Lots of folks will claim mountains out of mole hills, but the way we talk to girls AND boys, the way we compare them, it makes a difference. Over years and childhoods, girls internalize those comments and comparisons. Girls are told they must act a certain way in order to achieve (tough, grit, perseverance) yet when they absorb those qualities, they are shunned, demeaned, and negatively compared to males.
(Think of the comparison of Hilary Clinton to Lady Macbeth–her personal and political ambitions must be nefarious and solely for personal gain, whereby the ambitions of her male challengers are alternately forgiven or seen as altruistic.)
The kicker? Both men and women do it. Even someone as staunchly feminist as myself has found myself on the verge of saying ‘like a girl’ from time to time.
I’ve found that when you’re thinking of how we use comparative language with girls and boys, ‘like a girl’ is a great litmus test.
Every time someone says ‘don’t cry like a girl’, we’re insinuating that girls cry more than boys, that it’s wrong to cry, and therefore it’s insulting to be likened to a girl.

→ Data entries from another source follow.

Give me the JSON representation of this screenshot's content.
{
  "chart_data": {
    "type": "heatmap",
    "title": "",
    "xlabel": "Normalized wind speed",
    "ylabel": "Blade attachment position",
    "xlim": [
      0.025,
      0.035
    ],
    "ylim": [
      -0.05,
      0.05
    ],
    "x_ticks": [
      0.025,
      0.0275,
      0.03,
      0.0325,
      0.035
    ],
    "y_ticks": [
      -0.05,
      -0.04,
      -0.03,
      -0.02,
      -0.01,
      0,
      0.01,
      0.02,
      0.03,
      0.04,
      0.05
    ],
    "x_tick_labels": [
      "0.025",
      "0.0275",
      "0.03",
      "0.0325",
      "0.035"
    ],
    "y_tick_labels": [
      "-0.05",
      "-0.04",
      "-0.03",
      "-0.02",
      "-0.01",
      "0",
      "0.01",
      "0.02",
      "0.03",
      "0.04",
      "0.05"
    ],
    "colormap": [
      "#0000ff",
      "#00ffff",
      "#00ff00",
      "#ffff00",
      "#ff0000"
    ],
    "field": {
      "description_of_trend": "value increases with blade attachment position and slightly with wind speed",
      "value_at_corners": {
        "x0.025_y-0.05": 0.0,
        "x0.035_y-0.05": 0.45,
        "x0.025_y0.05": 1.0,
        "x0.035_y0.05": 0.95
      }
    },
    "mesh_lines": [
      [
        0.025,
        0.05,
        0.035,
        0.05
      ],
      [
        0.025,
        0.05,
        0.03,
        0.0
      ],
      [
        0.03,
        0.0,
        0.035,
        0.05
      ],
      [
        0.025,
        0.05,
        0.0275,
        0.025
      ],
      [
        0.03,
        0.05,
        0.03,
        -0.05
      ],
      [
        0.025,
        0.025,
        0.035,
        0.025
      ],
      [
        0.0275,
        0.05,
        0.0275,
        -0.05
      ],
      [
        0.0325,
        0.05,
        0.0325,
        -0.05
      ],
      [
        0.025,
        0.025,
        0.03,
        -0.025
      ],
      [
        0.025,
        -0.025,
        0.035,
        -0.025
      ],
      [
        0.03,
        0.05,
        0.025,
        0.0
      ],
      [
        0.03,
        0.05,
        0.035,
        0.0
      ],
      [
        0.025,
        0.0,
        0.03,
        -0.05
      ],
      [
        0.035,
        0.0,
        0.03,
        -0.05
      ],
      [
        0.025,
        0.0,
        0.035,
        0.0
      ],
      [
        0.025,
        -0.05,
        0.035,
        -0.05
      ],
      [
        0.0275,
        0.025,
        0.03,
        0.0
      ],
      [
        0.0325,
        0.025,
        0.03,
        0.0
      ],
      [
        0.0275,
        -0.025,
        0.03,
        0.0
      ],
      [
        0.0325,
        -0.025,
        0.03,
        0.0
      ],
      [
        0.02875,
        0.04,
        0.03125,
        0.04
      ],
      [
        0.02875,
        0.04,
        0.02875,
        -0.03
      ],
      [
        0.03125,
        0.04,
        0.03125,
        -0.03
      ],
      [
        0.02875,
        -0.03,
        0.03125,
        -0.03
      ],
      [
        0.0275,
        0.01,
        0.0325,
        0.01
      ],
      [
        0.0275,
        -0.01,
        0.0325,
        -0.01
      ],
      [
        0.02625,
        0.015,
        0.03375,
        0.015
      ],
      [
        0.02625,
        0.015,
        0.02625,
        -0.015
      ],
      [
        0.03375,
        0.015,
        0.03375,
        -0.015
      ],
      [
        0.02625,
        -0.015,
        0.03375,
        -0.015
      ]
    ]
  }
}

Every time someone says ‘you throw like a girl’, we’re saying boys throw better and you don’t want to throw ‘like a girl’ because it’s not as good.
Every time someone says ‘you’re acting like a girl’, the girl part of that is negative. No one ever says you’re acting like a girl when they are talking about empathy or compromise do they? No, they use ‘you’re acting like a girl” when they perceive someone is doing something wrong, faulty, or cowardly.
Alternately, when we say Katie Ledecky swims ‘like a man’, that is considered a good thing. Until she starts getting shit for not being feminine enough, that is–or, until she becomes a threat.
Over time, ‘like a girl’ become synonymous with the negative aspect, ‘like a boy’, the positive.
Now, imagine you’re a girl who has heard that over and over. You hear it over and over because it’s the norm. You see it in print, in movies, in media. You see it and hear it so much you don’t even question it. Over time, you become numb to it, as if someone has applied Novocaine to your psyche. But it’s there, and each time young girls hear it, they assume that negative aspect. And each time we contrast a girl’s achievement by holding it up to a male one, or validate it against a male’s, a thin layer hardens. Eventually the layers are thick enough that the result is the inevitable chip women carry on our shoulders–the one which weighs us down with ‘no matter what we do, we’re never going to be as good as’.
So–it may seem silly to make a big deal out of making sure the media knows that calling Katie Ledecky the ‘female Michael Phelps’ is wrong. It may seem silly to insist that it was wrong from the Chicago Tribune to refer to a Corey Cogell-Unrein as “wife of xy”.
But for all the women out there bearing that weight, shining a spotlight on those little things can chip away at it a little at a time. And for those girls just starting out, looking up to the girls and women who shrugged that weight through life plowing a path for them, hopefully it will lighten the load.